The OLH award.

The Open Library of Humanities Award seeks to recognise and honour individuals who have made outstanding contributions to the advancement of open scholarship.

By acknowledging the outstanding efforts of individuals, the Open Library of Humanities Award aims to recognise the value of individual endeavours in open access and encourage others to actively engage in the promotion of open scholarship and its principles.

Martin Paul Eve stands smiling broadly in front of wildflowers
                 and trees. He wears a Janeway T-shirt, holds the 2023 OLH
                 Award in one hand, and uses a cane for support with the other
                 hand.

Martin Paul Eve, 2023

The inaugural Open Library of Humanities Award 2023 was awarded to Prof.
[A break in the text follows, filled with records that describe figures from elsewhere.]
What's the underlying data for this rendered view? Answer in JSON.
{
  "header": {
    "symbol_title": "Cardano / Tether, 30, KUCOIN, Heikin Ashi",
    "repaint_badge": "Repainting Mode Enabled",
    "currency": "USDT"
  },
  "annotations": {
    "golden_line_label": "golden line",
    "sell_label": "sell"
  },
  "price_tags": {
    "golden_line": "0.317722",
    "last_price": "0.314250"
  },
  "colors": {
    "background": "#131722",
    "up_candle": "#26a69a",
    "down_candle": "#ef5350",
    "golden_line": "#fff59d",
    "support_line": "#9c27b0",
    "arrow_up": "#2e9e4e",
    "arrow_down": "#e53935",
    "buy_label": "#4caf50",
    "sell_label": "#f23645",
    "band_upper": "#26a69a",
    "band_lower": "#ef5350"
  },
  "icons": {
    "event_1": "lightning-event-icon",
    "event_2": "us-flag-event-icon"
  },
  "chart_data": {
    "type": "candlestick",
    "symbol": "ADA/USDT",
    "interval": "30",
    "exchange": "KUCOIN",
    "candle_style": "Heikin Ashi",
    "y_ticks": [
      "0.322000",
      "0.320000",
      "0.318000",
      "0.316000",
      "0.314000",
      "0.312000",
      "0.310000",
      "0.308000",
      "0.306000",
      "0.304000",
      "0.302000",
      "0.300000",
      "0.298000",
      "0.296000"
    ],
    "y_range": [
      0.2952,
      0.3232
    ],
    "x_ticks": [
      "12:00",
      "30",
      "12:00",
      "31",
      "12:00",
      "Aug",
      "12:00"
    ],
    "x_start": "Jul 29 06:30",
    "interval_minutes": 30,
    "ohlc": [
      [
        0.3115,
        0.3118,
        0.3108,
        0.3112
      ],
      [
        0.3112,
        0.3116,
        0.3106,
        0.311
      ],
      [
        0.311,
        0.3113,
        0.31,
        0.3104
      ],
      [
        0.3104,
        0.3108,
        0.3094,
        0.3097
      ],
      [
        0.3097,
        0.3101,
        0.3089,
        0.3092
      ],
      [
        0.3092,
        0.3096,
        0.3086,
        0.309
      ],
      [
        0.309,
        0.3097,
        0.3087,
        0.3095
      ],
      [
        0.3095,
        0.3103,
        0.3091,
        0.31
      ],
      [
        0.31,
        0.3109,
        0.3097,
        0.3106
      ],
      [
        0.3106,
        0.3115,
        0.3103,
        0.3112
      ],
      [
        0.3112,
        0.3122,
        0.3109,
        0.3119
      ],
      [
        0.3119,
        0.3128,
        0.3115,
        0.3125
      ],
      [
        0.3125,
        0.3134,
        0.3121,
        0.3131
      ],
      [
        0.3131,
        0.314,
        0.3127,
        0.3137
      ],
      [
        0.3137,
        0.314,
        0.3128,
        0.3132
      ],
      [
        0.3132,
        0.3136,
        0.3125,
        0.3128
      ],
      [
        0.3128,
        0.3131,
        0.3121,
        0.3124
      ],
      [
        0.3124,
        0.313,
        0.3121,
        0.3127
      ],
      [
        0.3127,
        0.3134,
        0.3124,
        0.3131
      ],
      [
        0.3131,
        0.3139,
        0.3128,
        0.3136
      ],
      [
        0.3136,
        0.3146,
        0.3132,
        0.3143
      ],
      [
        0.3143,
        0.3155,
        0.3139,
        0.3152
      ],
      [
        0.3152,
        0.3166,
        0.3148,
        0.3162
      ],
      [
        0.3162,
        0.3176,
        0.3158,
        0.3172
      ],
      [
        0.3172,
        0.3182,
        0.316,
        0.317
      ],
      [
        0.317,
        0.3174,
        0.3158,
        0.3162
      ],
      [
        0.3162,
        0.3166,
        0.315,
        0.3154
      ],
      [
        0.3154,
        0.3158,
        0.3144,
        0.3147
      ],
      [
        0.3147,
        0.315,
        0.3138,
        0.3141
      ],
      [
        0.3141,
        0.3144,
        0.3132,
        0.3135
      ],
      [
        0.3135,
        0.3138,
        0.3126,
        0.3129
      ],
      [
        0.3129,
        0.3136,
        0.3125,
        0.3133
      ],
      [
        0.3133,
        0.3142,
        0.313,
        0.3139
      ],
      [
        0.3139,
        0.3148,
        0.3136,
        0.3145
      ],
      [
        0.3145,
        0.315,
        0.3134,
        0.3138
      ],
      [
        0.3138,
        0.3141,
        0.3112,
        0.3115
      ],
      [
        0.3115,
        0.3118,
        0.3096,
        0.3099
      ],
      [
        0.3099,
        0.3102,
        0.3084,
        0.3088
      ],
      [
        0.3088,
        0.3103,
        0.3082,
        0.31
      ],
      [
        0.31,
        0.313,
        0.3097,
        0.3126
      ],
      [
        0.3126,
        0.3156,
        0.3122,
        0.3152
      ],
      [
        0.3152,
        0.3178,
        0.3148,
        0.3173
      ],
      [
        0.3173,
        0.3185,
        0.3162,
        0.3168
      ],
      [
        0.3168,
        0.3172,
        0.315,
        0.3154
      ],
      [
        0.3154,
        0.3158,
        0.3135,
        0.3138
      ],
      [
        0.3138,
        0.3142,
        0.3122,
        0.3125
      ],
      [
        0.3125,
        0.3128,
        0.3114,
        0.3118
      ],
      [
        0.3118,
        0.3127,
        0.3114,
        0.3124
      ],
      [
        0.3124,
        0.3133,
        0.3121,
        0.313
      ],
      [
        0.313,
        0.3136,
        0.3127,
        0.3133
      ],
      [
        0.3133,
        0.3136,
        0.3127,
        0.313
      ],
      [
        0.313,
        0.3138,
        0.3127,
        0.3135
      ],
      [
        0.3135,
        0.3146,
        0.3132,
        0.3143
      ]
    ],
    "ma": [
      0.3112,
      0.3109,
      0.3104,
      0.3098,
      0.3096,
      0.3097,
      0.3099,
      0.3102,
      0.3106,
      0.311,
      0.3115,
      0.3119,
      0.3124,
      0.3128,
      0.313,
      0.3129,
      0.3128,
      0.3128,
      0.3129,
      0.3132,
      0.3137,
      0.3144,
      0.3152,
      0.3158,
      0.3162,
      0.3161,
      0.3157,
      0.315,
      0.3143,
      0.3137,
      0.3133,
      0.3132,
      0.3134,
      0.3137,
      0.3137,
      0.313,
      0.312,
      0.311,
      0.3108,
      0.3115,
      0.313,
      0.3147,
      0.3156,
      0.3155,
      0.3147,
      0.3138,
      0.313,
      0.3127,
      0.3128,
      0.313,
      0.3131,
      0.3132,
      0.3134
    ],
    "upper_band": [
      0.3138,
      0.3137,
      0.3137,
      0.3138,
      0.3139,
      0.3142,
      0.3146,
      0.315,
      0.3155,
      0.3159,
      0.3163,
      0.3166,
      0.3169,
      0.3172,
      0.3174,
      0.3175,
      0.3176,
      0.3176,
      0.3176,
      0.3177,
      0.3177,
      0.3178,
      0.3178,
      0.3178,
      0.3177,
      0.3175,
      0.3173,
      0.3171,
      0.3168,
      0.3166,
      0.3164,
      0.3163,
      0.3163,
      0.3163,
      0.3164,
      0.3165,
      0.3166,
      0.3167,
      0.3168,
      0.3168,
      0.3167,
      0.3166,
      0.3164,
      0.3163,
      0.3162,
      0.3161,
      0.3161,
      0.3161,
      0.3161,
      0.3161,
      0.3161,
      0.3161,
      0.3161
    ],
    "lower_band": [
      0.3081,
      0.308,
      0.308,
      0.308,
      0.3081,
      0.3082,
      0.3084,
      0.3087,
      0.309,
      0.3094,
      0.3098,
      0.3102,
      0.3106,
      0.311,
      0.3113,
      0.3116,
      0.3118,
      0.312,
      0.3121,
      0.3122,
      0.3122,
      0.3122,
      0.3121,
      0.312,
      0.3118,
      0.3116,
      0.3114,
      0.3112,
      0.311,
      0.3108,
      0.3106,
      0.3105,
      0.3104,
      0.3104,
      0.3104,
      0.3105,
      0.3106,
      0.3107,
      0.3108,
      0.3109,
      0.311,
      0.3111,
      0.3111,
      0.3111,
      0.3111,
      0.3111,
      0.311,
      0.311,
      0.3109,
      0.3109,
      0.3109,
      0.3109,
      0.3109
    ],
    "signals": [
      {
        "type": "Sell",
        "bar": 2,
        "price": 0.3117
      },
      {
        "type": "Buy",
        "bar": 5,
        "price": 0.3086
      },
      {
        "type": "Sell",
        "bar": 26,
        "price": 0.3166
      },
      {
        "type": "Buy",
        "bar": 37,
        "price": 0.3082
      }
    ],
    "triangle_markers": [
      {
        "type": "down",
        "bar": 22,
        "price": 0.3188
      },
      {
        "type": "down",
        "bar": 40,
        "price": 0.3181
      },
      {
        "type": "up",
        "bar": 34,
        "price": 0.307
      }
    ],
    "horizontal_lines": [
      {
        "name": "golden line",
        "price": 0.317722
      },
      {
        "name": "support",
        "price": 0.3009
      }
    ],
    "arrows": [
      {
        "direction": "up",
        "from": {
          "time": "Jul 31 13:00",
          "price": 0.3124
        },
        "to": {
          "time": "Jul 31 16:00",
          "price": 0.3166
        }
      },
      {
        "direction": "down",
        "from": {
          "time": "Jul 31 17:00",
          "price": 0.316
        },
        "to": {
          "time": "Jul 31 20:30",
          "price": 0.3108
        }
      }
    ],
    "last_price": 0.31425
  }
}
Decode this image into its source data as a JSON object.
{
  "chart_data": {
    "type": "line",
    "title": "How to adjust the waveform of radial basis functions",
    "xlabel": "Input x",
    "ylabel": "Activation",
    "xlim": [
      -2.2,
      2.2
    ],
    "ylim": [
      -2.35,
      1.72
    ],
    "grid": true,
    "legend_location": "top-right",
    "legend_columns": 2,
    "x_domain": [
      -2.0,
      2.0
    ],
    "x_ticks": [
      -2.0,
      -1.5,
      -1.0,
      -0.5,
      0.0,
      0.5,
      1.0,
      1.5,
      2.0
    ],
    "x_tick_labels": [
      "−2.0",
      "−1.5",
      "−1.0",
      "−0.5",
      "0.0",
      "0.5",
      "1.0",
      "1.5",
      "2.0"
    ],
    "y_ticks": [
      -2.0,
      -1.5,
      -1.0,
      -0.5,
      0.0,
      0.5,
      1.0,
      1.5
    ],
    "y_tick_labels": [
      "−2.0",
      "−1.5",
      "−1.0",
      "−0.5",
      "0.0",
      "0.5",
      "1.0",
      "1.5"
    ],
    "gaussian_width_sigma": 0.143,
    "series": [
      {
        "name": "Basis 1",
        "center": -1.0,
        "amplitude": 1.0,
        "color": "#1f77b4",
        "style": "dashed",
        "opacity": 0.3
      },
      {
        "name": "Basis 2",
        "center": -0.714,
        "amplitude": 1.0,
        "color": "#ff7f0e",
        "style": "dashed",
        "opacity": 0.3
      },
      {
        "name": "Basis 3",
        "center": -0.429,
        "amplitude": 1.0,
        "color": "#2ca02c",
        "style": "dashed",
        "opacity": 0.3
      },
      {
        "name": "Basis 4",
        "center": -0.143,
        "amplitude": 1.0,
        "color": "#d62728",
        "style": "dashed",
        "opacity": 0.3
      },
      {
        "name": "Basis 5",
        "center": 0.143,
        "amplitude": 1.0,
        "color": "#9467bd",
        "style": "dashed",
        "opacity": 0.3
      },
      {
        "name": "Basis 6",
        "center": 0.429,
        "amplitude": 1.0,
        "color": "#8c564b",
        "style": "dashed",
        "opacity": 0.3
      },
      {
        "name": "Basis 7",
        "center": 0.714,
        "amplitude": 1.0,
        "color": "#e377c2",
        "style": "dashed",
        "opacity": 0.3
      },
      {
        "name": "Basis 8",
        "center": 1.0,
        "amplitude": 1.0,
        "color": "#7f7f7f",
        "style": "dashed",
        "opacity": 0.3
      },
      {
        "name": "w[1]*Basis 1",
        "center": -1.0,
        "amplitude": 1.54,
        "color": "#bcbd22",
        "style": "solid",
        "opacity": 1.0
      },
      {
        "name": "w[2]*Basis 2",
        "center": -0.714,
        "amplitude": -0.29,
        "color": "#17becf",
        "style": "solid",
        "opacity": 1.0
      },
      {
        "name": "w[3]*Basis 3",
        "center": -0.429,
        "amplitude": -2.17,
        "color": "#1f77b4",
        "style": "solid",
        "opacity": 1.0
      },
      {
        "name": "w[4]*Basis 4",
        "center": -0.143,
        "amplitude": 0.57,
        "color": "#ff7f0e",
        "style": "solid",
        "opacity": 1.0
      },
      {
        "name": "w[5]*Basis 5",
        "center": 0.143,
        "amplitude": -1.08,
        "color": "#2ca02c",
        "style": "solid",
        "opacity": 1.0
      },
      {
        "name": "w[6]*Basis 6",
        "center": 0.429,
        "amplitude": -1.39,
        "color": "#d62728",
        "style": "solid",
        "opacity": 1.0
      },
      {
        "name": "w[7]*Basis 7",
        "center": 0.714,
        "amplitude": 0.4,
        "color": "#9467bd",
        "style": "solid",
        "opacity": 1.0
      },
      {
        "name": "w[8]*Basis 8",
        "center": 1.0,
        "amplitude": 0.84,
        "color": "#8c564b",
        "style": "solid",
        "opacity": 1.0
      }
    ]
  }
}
Martin Paul Eve. Martin’s outstanding record of scholarly research is matched by a deep commitment to principles of open access and the protection of community-led open-source publishing technologies. Martin co-founded the OLH in 2013 with Dr Caroline Edwards and went on to work widely in open access and HE policy. He has appeared before the UK House of Commons Select Committee BIS Inquiry into Open Access, writing for the British Academy Policy Series on the topic, been a steering-group member of the OAPEN-UK project, the Jisc National Monograph Strategy Group, the SCONUL Strategy Group on Academic Content and Communications, the Open Knowledge Foundation’s Open Access Steering Group, the Jisc Scholarly Communications Advisory Group, the Collaborative Knowledge Foundation advisory board, the California Digital Library/University of California Press’s Humanities Book Infrastructure advisory board, and the HEFCE Open Access Monographs Expert Reference Panel (2014), the Universities UK OA Monographs Working Group (2016-). Martin is a Plan S Ambassador and is currently running Work Package 3 of the COPIM project, funded by Research England and the Arcadia Foundation.

As a result of this policy work, Martin was named as one of the Guardian’s five finalists for higher education’s most inspiring leader 2017. In 2018, Martin was awarded the KU Leuven Medal of Honour in the Humanities and Social Sciences and alongside co-contributors and the editor won the Electronic Literature Organization’s N. Katherine Hayles Award for The Bloomsbury Handbook of Electronic Literature. In 2020, Martin was elected a Fellow of the English Association. In 2021, Martin was named by the Shaw Trust as one of the 100 most influential disabled people in the UK. Martin is also the developer of several digital humanities / computational projects. In 2018 he co-founded Janeway with Andy Byers, the OLH’s in-house open-source digital publishing platform.

Martin’s academic career has been equally illustrious. He is the author of twelve academic monographs on topics ranging from contemporary American and British fiction, histories and philosophies of technology, evaluative cultures in the academy, and technological mutations in scholarly publishing. Martin has also co-edited two essay collections on scholarly communications. In 2019, Martin was awarded the prestigious Philip Leverhulme Prize for Literary Studies by the Leverhulme Trust. Martin is currently Principal R&D Developer at CrossRef, working on experimental research and development projects for Labs. He is also the Professor of Literature, Technology and Publishing at Birkbeck, University of London.